Bild: Filmemacherin Elwira Niewiera wurde gemeinsam mit Piotr Rosolowski für d…
Das Leben als freier Autor ist schön. Eben noch in Hamburg, bei der
Verleihung des Ben-Witter-Preises an Helmut Höge, schwuppdiwupp, schon bin
ich in Leipzig auf dem 57. Dok-Filmfestival und schaue mir den neuen Film
„Striche ziehen“ des Berliner Regisseurs Gerd Kroske an und bin ganz
erstaunt, einen meiner Fußballkumpels im Film zu sehen.
Er gehörte zu den fünf Leuten aus der Weimarer Undergroundszene, die, von
der Stasi bedrängt, nach Westberlin ausreisten. Sie starteten 1986 die
Kunstaktion „Der weiße Strich“, bei der sie die gesamte Mauer auf der
Westseite mit einem weißen Strich bemalen wollten. Leider kamen
Grenzsoldaten durch eine versteckte Tür in der Mauer und nahmen einen der
Beteiligten fest. 2010 kommt heraus, dass es im Freundeskreis einen
Stasi-IM gab. Mit viel Super-8-Archivmaterial erinnert Kroske an die
Weimarer Undergroundszene, die ähnlich war wie im Westen.

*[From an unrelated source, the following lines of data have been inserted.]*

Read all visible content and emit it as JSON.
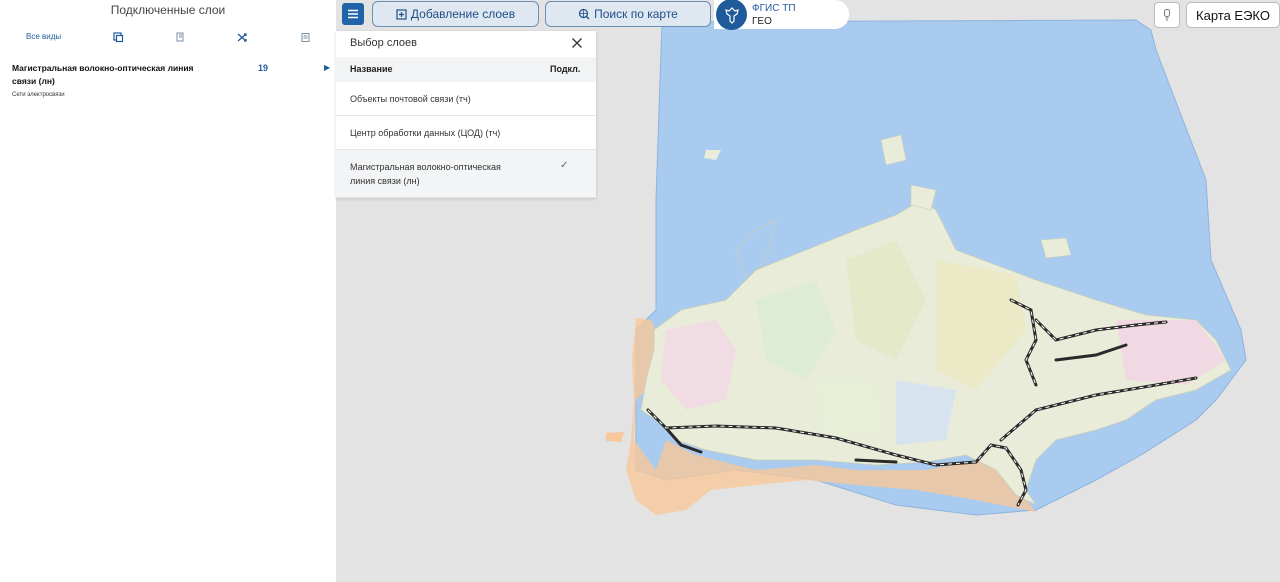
{
  "left_panel": {
    "title": "Подключенные слои",
    "tabs": {
      "all_views": "Все виды"
    },
    "layer": {
      "name": "Магистральная волокно-оптическая линия связи (лн)",
      "count": "19",
      "category": "Сети электросвязи"
    }
  },
  "toolbar": {
    "add_layers": "Добавление слоев",
    "search_map": "Поиск по карте",
    "logo_line1": "ФГИС ТП",
    "logo_line2": "ГЕО",
    "map_name": "Карта ЕЭКО"
  },
  "picker": {
    "title": "Выбор слоев",
    "col_name": "Название",
    "col_connected": "Подкл.",
    "rows": [
      {
        "label": "Объекты почтовой связи (тч)",
        "check": ""
      },
      {
        "label": "Центр обработки данных (ЦОД) (тч)",
        "check": ""
      },
      {
        "label": "Магистральная волокно-оптическая линия связи (лн)",
        "check": "✓"
      }
    ]
  },
  "colors": {
    "accent": "#1f64a8",
    "sea": "#a9cbef",
    "land": "#e9ecd9",
    "border_zone": "#f8c79a",
    "line": "#2a2a2a"
  }
}
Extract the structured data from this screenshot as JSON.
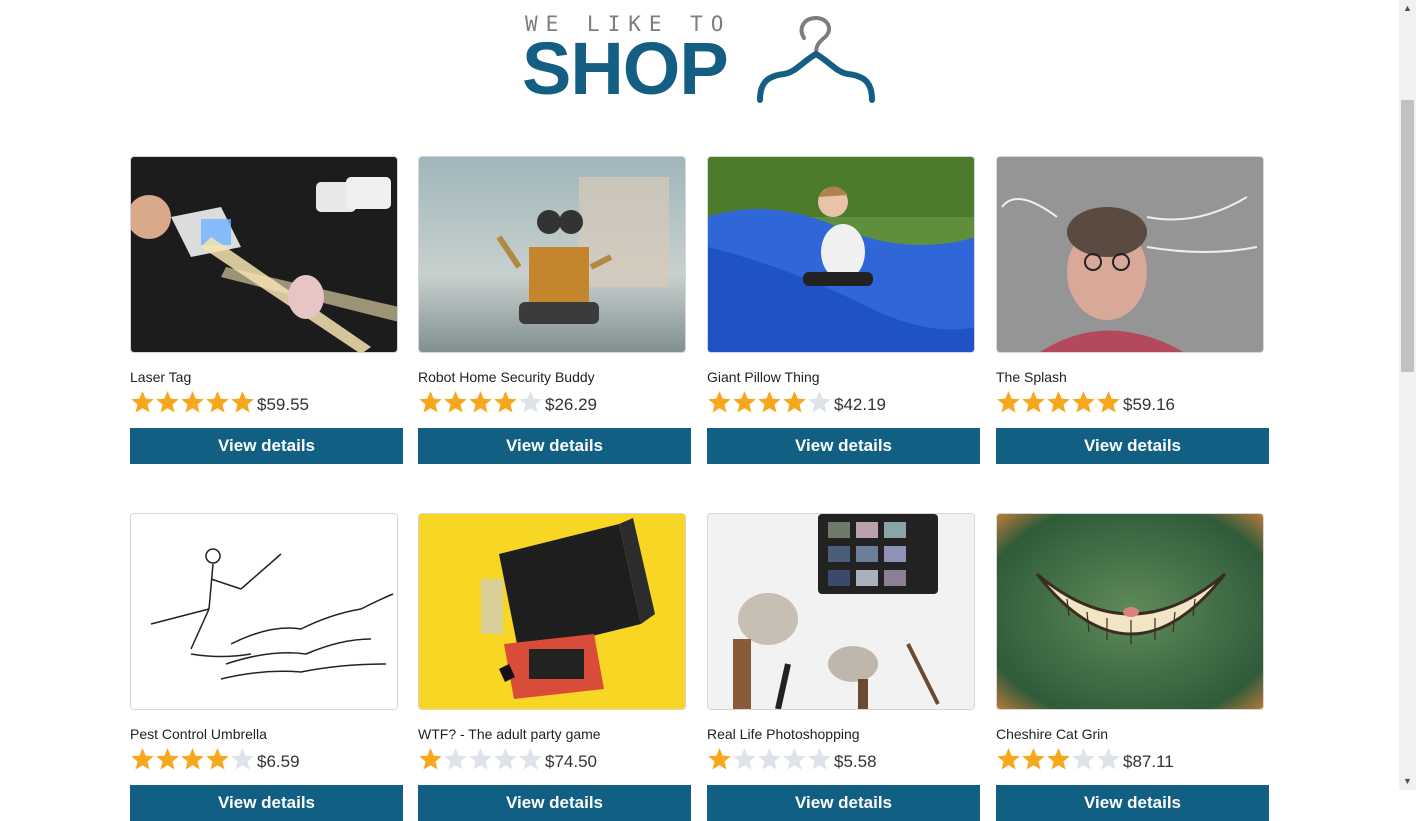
{
  "header": {
    "tagline": "WE LIKE TO",
    "word": "SHOP",
    "brand_color": "#135e82",
    "icon": "hanger-icon"
  },
  "products": [
    {
      "name": "Laser Tag",
      "price": "$59.55",
      "rating": 5,
      "button": "View details"
    },
    {
      "name": "Robot Home Security Buddy",
      "price": "$26.29",
      "rating": 4,
      "button": "View details"
    },
    {
      "name": "Giant Pillow Thing",
      "price": "$42.19",
      "rating": 4,
      "button": "View details"
    },
    {
      "name": "The Splash",
      "price": "$59.16",
      "rating": 5,
      "button": "View details"
    },
    {
      "name": "Pest Control Umbrella",
      "price": "$6.59",
      "rating": 4,
      "button": "View details"
    },
    {
      "name": "WTF? - The adult party game",
      "price": "$74.50",
      "rating": 1,
      "button": "View details"
    },
    {
      "name": "Real Life Photoshopping",
      "price": "$5.58",
      "rating": 1,
      "button": "View details"
    },
    {
      "name": "Cheshire Cat Grin",
      "price": "$87.11",
      "rating": 3,
      "button": "View details"
    }
  ],
  "colors": {
    "star_filled": "#f7a71b",
    "star_empty": "#dde3e8",
    "button_bg": "#125f84"
  }
}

Es geht um Verrat und Verräter. Und dass alles nicht so einfach ist. Als
die Kamera, auf Versöhnung hoffend, die Aussprache zwischen zwei Brüdern
beobachtet – der eine war im Knast, der andere IM (aber auch im Knast) –,
freut man sich, dass sie nicht stattfindet.
Zehn Jahre wurde an der Untertunnelung des Leipziger Marktplatzes
gearbeitet, nun ist alles fertig, wie ich sehe. Der Innenstadtbereich wirkt
so noch cleaner, also fertiger als zuvor. Auf einem riesigen beleuchteten
Plakat steht „Revolution ohne Gewalt – so geht sächsisch“. Der Spruch hat
etwas latent Aggressives.
## Das Verstehen erschweren
Wieder im Kino: Zwei Filme beschäftigen sich mit dem Maidan und der
gewalttätigen Revolution in der Ukraine. Sergei Loznizas gleichnamiger Film
beeindruckt dabei vor allem durch eine fast durchgehend eingesetzte
statische Kamera und lange, unkommentierte Einstellungen. In der von der
Bühne gefilmten Eingangsszene sieht man etwa tausend Münder die ukrainische
Nationalhymne singen. Das Pathos ist groß. Im Lauf der Zeit werden die
Sprechchöre chauvinistischer, das Geschehen gewalttätig. Eine
Polizeieinheit steht unbewegt und wird quälend lange von Demonstranten mit
Molotowcocktails und Steinen beworfen.
Nur ab und an gibt es zivile Bilder von den Volksküchen. Die offenen Särge
der Erschossenen werden durch die Menge getragen. Ein Priester sagt „Ich
bitte um eine Gedenkminute“. Die Menge ruft stattdessen „Ruhm den Helden“
und „Helden sterben nie …“
Lozniza hat täglich 14 Stunden am Maidan gefilmt, erzählt er bei einem
Podiumsgespräch. Die Aufgabe des Filmemachers sei es, das Verstehen zu
erschweren, insinuiert er. Die Moderatorin fühlt sich an Hieronymus Bosch
erinnert. – „Die nächste Revolution wird Sie an Bosch erinnern; dies ist
noch Delacroix.“
Lozniza glaubt nicht, dass die Regierung den Befehl dazu gegeben hat, die
zunächst friedlichen Studentenproteste Ende November durch Spezialeinheiten
der Berkut auseinanderzutreiben. „Man muss ja nicht schlau sein, um zu
wissen, was passiert, wenn Studenten in Kiew zusammengeschlagen werden.“
Der Einsatz führte bekanntlich dazu, dass die abflauenden Proteste
Massencharakter annahmen. „Aber wer hat dann wohl diesen Befehl gegeben?“,
stellt Lozniza die Frage rhetorisch in den Raum.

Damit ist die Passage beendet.